Concernant la maladie d’Alzheimer, l’arrêté clarifie le stade à partir duquel la conduite n’est plus compatible avec la maladie. Le précédant texte datant de 2005 fixait la limite au moment où la personne est atteinte de « démence documentée ».

Le nouvel arrêté indique que la conduite n’est plus possible « dès le début du stade 3 de l’échelle de Reisberg », qui mesure la progression de la maladie.

Selon la Sécurité Routière : « c’est le moment où les amis, la famille et les collègues commencent à remarquer certains troubles de la mémoire ou de la concentration. En pratique, pour la conduite, la personne ne fait plus attention à certains feux rouges par exemple ».

Le Directeur général de France Alzheimer pointe le fait que « le texte dit que dès l’apparition d’un déclin cognitif et notamment pathologique type Alzheimer, il y a une interdiction totale de conduite, mais qui va décider ? Souvent pour un diagnostic, il faut un rendez-vous chez le neurologue, qui dans certaines régions, ne s’obtient pas avant des délais de 12 à 18 mois. Qu’est-ce qui se passe entre-temps ? ».
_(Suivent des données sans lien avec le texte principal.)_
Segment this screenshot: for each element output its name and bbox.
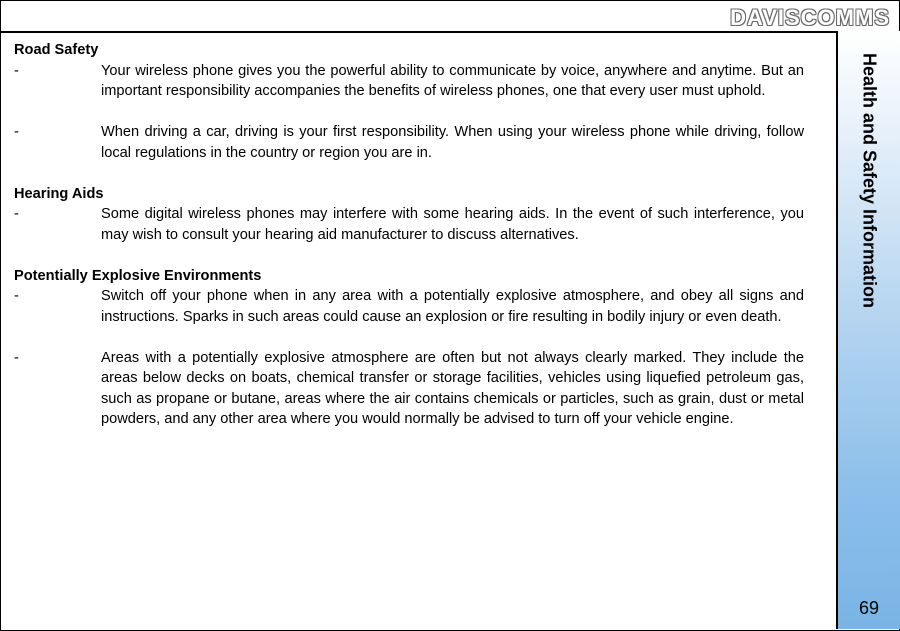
list-item-text: When driving a car, driving is your first responsibility. When using your wireless phone while driving, follow local regulations in the country or region you are in. xyxy=(101,124,804,161)
document-body xyxy=(14,40,804,430)
chapter-sidebar xyxy=(836,31,900,629)
list-item xyxy=(14,286,804,327)
section-title-road-safety: Road Safety xyxy=(14,42,99,58)
list-item xyxy=(14,348,804,430)
section-title-hearing-aids: Hearing Aids xyxy=(14,185,104,202)
section-title-explosive-environments: Potentially Explosive Environments xyxy=(14,267,262,284)
list-item-text: Switch off your phone when in any area with a potentially explosive atmosphere, and obey all signs and instructions. Sparks in such areas could cause an explosion or fire resulting in bodily injury or even death. xyxy=(101,288,804,325)
list-dash: - xyxy=(14,62,19,79)
list-dash: - xyxy=(14,349,19,366)
page-header xyxy=(1,1,898,33)
list-dash: - xyxy=(14,288,19,304)
list-item xyxy=(14,204,804,245)
list-dash: - xyxy=(14,206,19,222)
list-item xyxy=(14,122,804,163)
list-item-text: Some digital wireless phones may interfere with some hearing aids. In the event of such interference, you may wish to consult your hearing aid manufacturer to discuss alternatives. xyxy=(101,206,804,243)
chapter-title: Health and Safety Information xyxy=(859,53,880,309)
daviscomms-logo: DAVISCOMMS xyxy=(730,5,890,30)
list-item xyxy=(14,61,804,102)
page-number: 69 xyxy=(858,598,880,618)
list-dash: - xyxy=(14,124,19,140)
list-item-text: Areas with a potentially explosive atmosphere are often but not always clearly marked. They include the areas below decks on boats, chemical transfer or storage facilities, vehicles using liquefied petroleum gas, such as propane or butane, areas where the air contains chemicals or particles, such as grain, dust or metal powders, and any other area where you would normally be advised to turn off your vehicle engine. xyxy=(101,349,804,427)
list-item-text: Your wireless phone gives you the powerful ability to communicate by voice, anywhere and anytime. But an important responsibility accompanies the benefits of wireless phones, one that every user must uphold. xyxy=(101,62,804,99)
Le texte n’est pas réellement clair quant à la personne qui devra déclarer le patient inapte à la conduite (médecin traitant, neurologue ou gériatre..).

Les associations craignent un isolement des malades et ne comprennent pas cette décision. La Fondation Médéric Alzheimer, France Alzheimer et maladies apparentées, et l’Association Prévention Routière effectuent des recherches majoritairement financées par l’État, depuis plus d’un an et demi.

Cette étude a pour objectif de concevoir les outils pour accompagner les proches, les personnes vivant avec des troubles cognitifs, le corps médical et les professionnels du permis de conduire vers l’arrêt de la conduite.

Les résultats de ce projet devaient être annoncés dans quelques mois afin de proposer des solutions adaptées aux réalités du terrain. Selon les associations, il fallait prévoir un accompagnement d’aide à l’arrêt de la conduite pour le malade et son entourage.